Reproducible Research with R

…the basics

Søren O’Neill & Steen Flammild Harsted

2023-01-01

Replicable, Robust and Reproducible Research

  • Replication refers to testing the reliability of a prior finding with different data.
  • Robustness refers to testing the reliability of a prior finding using the same data and different analysis strategy.
  • Reproducibility refers to testing the reliability of a prior finding using the same data and same analysis strategy.
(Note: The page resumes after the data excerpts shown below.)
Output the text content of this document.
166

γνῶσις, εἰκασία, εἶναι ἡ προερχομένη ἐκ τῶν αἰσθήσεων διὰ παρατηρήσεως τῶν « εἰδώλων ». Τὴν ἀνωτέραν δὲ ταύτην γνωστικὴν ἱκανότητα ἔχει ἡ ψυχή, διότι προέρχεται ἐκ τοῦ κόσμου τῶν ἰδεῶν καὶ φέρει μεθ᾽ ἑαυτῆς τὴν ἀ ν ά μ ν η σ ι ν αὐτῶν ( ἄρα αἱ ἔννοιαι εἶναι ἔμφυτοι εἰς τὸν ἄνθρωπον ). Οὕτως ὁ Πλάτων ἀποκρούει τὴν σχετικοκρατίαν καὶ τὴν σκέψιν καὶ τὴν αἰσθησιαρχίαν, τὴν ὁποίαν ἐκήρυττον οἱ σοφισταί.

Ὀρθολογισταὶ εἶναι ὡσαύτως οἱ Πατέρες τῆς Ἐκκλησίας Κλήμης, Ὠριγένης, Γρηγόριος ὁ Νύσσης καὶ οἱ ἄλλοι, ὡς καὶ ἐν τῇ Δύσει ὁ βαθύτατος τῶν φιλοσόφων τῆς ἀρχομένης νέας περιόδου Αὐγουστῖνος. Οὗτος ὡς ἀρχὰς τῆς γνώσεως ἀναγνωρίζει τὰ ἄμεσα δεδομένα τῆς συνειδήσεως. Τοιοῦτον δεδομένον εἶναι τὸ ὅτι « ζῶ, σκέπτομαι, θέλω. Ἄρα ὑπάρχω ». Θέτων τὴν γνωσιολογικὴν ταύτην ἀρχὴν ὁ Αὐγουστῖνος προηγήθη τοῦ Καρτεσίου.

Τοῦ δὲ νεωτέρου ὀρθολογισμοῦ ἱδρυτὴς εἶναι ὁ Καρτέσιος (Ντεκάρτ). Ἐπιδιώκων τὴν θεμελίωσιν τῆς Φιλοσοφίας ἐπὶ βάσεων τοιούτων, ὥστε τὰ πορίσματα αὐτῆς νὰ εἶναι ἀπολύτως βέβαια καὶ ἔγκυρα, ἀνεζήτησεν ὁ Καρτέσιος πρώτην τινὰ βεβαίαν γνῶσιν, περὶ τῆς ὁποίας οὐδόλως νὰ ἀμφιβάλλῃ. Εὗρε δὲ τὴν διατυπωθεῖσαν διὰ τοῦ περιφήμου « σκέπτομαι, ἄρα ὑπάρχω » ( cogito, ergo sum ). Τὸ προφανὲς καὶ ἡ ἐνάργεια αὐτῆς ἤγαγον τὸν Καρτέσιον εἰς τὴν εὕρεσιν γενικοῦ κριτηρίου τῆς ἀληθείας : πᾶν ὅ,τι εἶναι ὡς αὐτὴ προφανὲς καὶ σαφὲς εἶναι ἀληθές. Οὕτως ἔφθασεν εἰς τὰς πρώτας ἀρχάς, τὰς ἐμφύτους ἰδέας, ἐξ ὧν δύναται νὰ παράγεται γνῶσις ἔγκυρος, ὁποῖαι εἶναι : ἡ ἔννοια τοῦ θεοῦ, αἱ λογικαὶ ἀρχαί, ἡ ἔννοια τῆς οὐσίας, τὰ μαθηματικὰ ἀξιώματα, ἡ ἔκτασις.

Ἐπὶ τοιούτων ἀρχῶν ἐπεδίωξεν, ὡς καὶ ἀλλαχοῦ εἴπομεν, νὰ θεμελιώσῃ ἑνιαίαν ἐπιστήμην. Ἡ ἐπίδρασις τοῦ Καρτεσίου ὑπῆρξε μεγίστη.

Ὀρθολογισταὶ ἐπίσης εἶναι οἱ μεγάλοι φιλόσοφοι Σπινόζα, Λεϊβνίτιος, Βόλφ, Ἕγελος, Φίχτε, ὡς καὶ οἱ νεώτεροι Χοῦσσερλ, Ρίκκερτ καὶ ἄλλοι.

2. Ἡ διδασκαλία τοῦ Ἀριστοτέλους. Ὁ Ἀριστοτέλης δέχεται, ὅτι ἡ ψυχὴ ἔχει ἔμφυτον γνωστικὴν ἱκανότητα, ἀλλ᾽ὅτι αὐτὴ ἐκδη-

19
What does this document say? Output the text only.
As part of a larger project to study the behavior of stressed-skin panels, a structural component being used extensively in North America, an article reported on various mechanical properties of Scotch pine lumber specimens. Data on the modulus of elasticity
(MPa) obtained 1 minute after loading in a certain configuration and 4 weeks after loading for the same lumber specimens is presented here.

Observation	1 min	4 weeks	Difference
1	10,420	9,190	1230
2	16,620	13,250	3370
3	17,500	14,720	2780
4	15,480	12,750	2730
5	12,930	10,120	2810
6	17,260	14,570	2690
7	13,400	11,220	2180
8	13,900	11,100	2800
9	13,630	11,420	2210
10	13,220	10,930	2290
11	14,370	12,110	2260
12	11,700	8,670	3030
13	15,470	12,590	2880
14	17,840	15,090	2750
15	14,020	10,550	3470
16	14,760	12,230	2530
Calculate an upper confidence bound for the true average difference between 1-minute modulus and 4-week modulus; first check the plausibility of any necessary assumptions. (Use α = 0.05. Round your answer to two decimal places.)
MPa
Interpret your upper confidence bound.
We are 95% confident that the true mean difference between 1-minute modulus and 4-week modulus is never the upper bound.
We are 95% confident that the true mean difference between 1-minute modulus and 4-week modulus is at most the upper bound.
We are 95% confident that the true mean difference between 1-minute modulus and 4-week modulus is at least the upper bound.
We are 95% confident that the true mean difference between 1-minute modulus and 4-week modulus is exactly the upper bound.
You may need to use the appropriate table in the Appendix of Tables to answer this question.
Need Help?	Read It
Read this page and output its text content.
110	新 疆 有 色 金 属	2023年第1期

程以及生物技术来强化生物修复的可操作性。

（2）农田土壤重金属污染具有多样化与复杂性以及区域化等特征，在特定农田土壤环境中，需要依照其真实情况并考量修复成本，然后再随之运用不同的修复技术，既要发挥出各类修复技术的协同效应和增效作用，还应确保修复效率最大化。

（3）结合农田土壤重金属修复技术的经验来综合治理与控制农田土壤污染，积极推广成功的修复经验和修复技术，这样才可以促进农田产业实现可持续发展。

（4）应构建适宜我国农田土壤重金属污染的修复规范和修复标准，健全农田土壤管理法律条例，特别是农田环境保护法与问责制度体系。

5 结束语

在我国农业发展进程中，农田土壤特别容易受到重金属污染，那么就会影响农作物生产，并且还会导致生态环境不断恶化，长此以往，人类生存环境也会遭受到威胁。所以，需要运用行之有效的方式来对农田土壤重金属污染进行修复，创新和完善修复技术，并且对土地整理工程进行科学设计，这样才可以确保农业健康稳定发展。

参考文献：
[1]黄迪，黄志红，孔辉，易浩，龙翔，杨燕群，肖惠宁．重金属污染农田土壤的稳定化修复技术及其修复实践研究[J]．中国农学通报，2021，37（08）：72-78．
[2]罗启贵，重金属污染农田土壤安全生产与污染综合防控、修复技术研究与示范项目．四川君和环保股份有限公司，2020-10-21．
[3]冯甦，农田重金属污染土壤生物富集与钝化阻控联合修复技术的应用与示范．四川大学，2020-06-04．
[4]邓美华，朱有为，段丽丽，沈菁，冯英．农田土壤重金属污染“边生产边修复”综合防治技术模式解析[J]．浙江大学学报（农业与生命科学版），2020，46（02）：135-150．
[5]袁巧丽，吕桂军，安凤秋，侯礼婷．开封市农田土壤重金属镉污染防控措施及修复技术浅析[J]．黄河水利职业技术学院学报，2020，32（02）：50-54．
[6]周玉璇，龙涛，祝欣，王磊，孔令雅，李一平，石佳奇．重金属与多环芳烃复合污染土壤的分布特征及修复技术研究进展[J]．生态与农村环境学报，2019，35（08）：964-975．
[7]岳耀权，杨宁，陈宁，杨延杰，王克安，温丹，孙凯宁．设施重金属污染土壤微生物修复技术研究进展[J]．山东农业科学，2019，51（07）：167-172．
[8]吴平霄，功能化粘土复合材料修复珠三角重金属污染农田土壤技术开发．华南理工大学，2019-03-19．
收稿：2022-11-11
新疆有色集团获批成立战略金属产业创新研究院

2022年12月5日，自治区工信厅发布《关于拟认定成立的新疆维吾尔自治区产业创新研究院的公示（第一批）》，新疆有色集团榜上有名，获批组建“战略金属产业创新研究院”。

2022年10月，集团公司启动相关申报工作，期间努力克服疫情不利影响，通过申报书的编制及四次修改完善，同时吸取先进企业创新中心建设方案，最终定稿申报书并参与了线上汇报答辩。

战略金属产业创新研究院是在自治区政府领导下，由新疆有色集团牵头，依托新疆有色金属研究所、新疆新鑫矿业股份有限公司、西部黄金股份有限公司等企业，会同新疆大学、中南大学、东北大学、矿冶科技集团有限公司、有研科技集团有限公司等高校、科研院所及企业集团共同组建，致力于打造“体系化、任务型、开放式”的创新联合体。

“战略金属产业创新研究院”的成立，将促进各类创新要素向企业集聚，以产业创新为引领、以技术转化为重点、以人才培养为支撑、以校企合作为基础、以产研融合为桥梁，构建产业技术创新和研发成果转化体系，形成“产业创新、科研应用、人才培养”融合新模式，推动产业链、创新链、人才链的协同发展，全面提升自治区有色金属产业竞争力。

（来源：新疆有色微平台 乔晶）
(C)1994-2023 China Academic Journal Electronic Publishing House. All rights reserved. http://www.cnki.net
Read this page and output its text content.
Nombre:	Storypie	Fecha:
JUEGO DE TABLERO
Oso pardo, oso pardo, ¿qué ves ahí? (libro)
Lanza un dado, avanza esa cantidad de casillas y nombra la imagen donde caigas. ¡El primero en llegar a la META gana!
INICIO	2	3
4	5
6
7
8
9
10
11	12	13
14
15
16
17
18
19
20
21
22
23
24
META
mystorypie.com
..from https://doi.org/10.1146/annurev-psych-020821-114157

What it is …

Facilitate easy and accurate reproducibility of all steps of research: Results, process and comprehension – from raw data to finished output”

Why

  • To help yourself not get lost
  • Documentation (formal/legal)
  • Reproducibility (from A-Z)
  • Reuseability (different outputs)
  • Recycling (reassemble for other purposes)

Levels of research reproducibility

::: {.cell}

:::

Aim for (**)

Basics

Comments in R code and markdown

R code

# This is a single-line comment in R code
# ...there are no multi-line comments
x <- 2 + 2 # ...but inline comments are okay

# NOTE: The hash tag has different meanings
# in R code and markdown!

Markdown

#| echo: true
#| eval: false

<!--

This is a multi-line comment ..
..in markdown

-->

<!-- This is a single line comment -->

Where to put comments?

(..click the tabs)

# this is definitely okay
x <- 2 + 2

# ...but is the following okay?
tibble(x=1:10, y=2:11) %>% # ..Is this okay?
  filter(y>5 & # How about breaking in the middle..
  x != 9) # ..of a statement like 'filter'?
# A tibble: 5 × 2
      x     y
  <int> <int>
1     5     6
2     6     7
3     7     8
4     8     9
5    10    11

These comments were syntactically okay … BUT did they make your code easier for humans to read?

Keep it simple!

# Comment lines before the code
# can be multiple lines and does
# not disturb your reading of the
# code ... best practice!

x <- 2 + 2 # use inline comments sparringly
y <- x^2 - c(2, 5, 8, 10:14) # ..the are distracting!

Meaningful comments

What comments would be relevant here?

Suggest comments for this code… think ‘what’ and ‘why’

# 1
d <- read.csv("my_data_file.csv")

# 2
d <- d %>% filter(id != "241269-1212")

# 3
d <- d %>% 
  mutate(s=factor(c("M", "F"))[as.numeric(substr(id,nchar(id),nchar(id))) %% 2])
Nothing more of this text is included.